This is a Keras code repository accompanying the following paper:
Christof Weiß, Johannes Zeitler, Tim Zunner, Florian Schuberth, and Meinard Müller Learning Pitch-Class Representations from Score-Audio Pairs of Classical Music
Proceedings of the International Society for Music Information Retrieval Conference (ISMIR), 2021
© Johannes Zeitler ([email protected]) and Christof Weiß ([email protected]), 2020/21
This repository only contains exemplary code and pre-trained models for most of the paper's experiments as well as some individual examples. Some of the datasets used in the paper are publicly available (at least partially), e.g.:
- Schubert Winterreise Dataset (SWD)
- MusicNet For details and references, please see the paper.
- Data: Exemplary data folder with some examples from Schubert Winterreise Dataset
- LibFMP: AudioLabs LibFMP library, see here for an update version
- Models: Pre-trained CNN models
- PrecomputedResults: Pre-computed evaluation measures, to be loaded for reproducing the figures in the paper
- TrainScripts: Python files for automated model training - just for information, not executable due to missing data!
- 01_preprocess_data_schubert_winterreise.ipynb: Dataset preprocessing, demonstrated at Schubert's Winterreise
- 02_evaluate_model_parameters.ipynb: Evaluate impact of basic model parameters (first part of Section 4 in the paper)
- 03_evaluate_datasets_and_models.ipynb: Training/testing on different datasets and with different networks (Figures 3 and 4 in the paper)

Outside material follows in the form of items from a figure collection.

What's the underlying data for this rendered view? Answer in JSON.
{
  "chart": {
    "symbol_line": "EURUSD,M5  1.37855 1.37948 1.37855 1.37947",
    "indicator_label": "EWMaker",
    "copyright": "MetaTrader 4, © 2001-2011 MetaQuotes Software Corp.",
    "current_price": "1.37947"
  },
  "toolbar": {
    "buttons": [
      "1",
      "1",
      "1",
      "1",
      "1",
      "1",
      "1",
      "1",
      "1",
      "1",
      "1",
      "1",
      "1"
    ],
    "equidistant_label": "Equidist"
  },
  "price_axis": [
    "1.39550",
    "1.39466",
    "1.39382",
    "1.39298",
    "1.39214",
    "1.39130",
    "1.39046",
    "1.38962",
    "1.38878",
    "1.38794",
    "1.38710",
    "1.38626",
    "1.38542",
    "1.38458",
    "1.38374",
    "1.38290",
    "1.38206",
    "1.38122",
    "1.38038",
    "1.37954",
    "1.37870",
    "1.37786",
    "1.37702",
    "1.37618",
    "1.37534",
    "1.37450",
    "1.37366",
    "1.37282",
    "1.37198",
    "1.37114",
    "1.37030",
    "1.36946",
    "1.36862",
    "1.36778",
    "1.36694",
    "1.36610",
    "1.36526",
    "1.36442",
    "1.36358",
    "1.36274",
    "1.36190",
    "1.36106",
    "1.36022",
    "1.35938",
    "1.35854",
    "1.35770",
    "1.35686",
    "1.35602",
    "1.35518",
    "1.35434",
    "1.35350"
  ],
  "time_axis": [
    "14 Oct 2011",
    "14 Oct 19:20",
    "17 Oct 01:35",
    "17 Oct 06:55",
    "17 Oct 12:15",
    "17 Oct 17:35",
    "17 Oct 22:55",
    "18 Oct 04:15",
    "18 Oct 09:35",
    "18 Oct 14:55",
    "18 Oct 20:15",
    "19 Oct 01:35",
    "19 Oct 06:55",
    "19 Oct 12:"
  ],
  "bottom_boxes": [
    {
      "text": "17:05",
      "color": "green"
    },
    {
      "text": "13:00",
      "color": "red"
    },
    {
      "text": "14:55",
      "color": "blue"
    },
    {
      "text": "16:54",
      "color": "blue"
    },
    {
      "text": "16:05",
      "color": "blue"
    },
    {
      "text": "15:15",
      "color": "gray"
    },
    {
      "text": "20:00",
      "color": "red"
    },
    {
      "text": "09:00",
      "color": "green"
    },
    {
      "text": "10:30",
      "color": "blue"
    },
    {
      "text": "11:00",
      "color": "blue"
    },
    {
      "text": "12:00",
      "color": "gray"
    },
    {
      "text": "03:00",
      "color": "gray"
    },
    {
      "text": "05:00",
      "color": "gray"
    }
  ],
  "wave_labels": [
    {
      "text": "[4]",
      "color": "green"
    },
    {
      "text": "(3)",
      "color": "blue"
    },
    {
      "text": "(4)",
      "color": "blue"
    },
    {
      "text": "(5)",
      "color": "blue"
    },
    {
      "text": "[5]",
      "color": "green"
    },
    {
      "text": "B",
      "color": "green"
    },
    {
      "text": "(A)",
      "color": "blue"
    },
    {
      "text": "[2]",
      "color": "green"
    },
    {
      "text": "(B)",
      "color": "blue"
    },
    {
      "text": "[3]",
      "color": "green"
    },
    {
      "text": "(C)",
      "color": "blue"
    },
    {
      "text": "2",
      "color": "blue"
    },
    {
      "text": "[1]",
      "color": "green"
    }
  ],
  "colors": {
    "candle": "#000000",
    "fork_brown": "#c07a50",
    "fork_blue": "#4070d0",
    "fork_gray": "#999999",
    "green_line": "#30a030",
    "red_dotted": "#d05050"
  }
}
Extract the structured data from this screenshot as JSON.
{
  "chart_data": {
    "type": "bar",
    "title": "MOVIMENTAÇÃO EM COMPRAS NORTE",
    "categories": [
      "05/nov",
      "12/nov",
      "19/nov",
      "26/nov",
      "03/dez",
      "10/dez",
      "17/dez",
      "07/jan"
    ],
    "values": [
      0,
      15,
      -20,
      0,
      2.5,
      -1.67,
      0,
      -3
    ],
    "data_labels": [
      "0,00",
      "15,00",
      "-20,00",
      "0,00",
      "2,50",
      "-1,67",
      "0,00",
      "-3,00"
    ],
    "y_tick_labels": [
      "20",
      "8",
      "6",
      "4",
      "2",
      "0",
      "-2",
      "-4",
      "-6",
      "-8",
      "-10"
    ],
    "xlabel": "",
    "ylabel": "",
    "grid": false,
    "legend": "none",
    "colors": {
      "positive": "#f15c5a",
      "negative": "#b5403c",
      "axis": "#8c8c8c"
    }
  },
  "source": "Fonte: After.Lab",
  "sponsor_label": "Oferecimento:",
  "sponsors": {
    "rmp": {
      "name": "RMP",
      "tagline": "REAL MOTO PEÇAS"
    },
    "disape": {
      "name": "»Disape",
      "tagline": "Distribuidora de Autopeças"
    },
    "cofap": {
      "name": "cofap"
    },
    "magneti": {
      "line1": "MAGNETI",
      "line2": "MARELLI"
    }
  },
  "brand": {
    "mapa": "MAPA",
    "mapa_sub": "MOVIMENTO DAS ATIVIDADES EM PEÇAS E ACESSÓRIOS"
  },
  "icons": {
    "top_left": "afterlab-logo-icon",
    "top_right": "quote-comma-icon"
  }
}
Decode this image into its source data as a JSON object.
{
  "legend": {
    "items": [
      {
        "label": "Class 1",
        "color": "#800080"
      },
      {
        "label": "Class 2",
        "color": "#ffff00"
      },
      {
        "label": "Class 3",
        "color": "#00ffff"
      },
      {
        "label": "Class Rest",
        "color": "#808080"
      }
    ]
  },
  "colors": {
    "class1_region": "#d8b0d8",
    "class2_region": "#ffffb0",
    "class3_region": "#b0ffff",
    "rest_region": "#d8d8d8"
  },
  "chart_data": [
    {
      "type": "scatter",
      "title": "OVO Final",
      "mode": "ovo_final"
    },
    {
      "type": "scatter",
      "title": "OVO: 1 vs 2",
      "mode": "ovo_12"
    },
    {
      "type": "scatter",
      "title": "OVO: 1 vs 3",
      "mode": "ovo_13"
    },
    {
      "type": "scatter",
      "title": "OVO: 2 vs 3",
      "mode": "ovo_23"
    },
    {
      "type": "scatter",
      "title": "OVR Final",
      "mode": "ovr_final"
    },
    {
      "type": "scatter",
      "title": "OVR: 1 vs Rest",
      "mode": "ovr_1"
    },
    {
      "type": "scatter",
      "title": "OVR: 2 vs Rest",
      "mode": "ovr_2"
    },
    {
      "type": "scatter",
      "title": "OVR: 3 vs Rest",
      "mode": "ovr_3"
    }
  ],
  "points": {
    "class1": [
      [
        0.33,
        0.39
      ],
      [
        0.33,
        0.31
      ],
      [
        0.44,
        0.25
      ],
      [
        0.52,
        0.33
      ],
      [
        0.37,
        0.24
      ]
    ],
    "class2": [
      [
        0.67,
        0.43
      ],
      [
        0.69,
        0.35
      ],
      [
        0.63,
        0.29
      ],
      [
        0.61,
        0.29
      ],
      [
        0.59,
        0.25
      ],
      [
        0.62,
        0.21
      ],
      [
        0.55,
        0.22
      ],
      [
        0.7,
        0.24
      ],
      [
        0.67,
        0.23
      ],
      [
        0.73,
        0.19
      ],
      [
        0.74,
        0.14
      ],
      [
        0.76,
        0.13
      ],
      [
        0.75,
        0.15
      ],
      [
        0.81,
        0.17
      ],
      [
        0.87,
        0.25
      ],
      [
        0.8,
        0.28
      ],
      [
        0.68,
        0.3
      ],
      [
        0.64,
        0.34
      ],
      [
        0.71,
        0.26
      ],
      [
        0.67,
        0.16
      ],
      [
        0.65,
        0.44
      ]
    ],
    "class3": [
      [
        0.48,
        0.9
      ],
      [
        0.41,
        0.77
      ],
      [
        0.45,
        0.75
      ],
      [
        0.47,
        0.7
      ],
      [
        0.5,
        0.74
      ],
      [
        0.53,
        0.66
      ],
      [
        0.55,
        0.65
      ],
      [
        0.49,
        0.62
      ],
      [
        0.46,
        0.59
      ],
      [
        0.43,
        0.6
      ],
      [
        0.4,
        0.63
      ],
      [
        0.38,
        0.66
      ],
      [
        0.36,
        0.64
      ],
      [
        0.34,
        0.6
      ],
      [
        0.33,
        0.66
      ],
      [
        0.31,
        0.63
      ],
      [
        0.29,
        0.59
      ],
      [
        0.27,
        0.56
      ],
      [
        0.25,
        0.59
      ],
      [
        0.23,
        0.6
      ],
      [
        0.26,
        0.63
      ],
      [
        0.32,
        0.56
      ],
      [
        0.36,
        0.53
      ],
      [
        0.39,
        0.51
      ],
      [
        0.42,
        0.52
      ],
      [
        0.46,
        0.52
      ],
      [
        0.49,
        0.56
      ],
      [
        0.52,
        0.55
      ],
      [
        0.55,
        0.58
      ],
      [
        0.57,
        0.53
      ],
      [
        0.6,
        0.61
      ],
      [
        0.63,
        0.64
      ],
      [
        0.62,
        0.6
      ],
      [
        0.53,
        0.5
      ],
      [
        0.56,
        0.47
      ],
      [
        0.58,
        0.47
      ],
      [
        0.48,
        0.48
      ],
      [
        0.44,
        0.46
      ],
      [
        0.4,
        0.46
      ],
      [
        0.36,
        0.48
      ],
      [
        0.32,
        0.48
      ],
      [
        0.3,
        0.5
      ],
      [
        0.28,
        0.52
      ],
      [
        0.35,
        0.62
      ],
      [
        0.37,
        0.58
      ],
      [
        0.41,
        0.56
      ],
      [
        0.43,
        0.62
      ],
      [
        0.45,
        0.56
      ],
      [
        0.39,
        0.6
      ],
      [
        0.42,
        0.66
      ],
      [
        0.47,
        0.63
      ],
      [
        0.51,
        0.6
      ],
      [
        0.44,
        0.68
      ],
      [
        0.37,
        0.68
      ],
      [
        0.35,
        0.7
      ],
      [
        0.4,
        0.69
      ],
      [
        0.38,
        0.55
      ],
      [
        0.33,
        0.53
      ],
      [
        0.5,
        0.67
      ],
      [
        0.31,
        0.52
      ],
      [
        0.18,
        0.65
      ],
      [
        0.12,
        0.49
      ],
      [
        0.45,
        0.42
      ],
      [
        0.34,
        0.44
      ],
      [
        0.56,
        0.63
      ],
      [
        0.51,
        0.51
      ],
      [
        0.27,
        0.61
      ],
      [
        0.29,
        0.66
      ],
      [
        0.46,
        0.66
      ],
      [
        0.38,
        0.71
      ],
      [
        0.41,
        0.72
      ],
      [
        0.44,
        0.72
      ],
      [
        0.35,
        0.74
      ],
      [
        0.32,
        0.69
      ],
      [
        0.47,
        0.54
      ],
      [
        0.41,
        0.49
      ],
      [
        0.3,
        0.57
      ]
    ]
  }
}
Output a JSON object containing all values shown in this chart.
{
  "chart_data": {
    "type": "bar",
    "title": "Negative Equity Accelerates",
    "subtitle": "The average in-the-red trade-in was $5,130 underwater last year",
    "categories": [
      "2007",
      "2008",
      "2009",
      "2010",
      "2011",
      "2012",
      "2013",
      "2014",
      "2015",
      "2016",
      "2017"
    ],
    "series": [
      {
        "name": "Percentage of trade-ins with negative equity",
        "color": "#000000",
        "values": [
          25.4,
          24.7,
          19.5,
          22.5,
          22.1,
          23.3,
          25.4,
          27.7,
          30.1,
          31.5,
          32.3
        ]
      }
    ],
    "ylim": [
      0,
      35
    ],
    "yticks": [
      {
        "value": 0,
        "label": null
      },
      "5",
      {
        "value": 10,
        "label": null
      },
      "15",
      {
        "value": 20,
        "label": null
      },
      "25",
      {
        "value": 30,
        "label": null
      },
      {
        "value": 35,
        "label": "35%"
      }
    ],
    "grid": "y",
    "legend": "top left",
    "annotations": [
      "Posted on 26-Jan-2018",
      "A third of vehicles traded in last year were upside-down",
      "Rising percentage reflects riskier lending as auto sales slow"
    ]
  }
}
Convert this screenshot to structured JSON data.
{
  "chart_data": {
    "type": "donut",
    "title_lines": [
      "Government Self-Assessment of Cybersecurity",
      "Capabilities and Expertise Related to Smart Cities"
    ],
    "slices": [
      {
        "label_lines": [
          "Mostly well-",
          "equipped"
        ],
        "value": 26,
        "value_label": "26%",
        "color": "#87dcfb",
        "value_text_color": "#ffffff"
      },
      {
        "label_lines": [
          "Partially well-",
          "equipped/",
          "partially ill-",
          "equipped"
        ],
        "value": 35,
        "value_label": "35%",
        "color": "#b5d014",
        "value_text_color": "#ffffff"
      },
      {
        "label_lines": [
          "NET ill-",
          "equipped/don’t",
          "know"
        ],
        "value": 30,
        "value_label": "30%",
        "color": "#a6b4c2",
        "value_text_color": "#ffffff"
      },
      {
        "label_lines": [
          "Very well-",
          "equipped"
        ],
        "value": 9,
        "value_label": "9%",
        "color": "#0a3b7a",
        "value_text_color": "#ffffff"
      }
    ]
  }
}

- 04_demo_estimate_pitchclasses.ipynb: Load an audio file and estimate pitch classes with a pre-trained CNN
- estimatePitchClasses.py: Command line tool to estimate chromagram with a pre-trained CNN
- customModels: CNN model definitions
- FrameGenerators: Tensorflow generators for feeding data to train, evaluate and predict functions
- harmonicCQT: Efficient implementation of the harmonic constant-Q-transform (HCQT)
- utils: Collection of useful functions for preprocessing etc.
- utils_DL: Collection of useful functions for the deep-learning pipeline
- environment.yml: To install Python/Keras environment pitchclass_cnn
Start the file estimatePitchClasses.py from a Python shell:
conda activate pitchclass_cnn
python estimatePitchClasses.py -s <audio_file.wav> -t <target_file.npy> -r <output_feature_rate> -n (L2-normalize feature sequence)
Note that you can select the specific model by uncommenting the desired one from lines 55-72.